Dr. Anomaly draws on Derek Parfit's arguments: the person who exists cannot claim to have been wronged by their not having been a different, potentially "better" individual. Embryo selection doesn't harm or benefit the same person but determines which person comes into existence. This subtlety reframes moral responsibility but does not absolve parents from ethical reflection—it challenges us to think about what "better" means and the limits of moral judgment in reproduction.
Parental Guilt and Regret
The discussion touches on the potential psychological burden that embryo selection could place on parents. Existing parenting involves complex and often guilt-ridden responsibilities—now magnified by having chosen among embryos with varying risks or potentials. What if the chosen child develops an illness or falls short of expected traits? What happens if a parent regrets not selecting another embryo?
Dr. Anomaly compares this to other technological advances like vaccination: it would be unreasonable to feel guilty for providing later-born children advantages unavailable to older siblings. Nevertheless, he acknowledges that such feelings could be real and challenging to manage, though morally unjustified. A society's success in integrating embryo selection will depend not only on ethics but on offering support around these difficult emotions.
Societal Norms
Norms, more than laws, will be decisive in shaping how embryo selection is adopted and regulated. Dr. Anomaly reflects on the power of social sanction over formal government restrictions, suggesting that companies and communities policing unethical selections (e.g., selecting for psychopathy or malevolence) could be effective.
Cultural differences loom large: some countries currently embrace genetic screening and embryo selection; others restrict or ban it, often motivated by moral doctrines regarding the embryo or social concerns. The evolving global landscape could create "geo-genetic" disparities, where reproductive choices depend heavily on one's jurisdiction and cultural milieu.

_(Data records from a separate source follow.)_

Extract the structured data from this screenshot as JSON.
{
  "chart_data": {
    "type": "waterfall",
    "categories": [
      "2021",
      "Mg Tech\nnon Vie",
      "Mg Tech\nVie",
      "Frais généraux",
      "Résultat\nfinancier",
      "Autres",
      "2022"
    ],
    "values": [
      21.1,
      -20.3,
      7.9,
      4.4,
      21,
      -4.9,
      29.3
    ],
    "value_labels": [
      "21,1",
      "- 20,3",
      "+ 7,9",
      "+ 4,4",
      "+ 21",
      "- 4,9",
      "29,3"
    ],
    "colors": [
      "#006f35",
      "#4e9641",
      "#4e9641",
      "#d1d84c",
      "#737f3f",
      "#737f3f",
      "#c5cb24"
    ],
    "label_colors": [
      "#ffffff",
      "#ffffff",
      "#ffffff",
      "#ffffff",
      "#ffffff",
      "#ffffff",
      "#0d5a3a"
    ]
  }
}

The Complexity of Trait Interactions
A sophisticated scientific insight offered is the phenomenon of pleiotropy, where a single gene influences multiple traits. This could mean that selecting against one undesirable trait might unintentionally increase risks for others. However, Dr. Anomaly's research reveals that pleiotropic effects relevant to human disease and complex traits are mostly positive or neutral, not antagonistic.
This finding suggests that selecting embryos to reduce risks of diseases like depression or diabetes might also confer broad health benefits, easing ethical concerns about unintended consequences. The complexity of genetic correlations underscores the need for a nuanced approach—one weighing probabilistic outcomes rather than simplistic predictions.
The Future Landscape
Looking forward, Dr. Anomaly foresees rapid adoption of polygenic embryo selection in countries like China and Israel, which are already subsidizing IVF to boost birth rates. This will drive innovation, reduce costs, and potentially pressure other countries toward acceptance. However, pockets of resistance from religious and social groups—both right-wing and progressive—may manifest in protests and political debates.
He predicts that as genetic knowledge becomes harder to ignore, the "blank slate" theory that underpinned many modern ideologies will erode, forcing societies to confront uncomfortable truths about heredity, identity, and responsibility. Will our global community harness this technology for health and human flourishing, or will fear and division stymie progress? The answer may depend as much on cultural adaptation as scientific advance.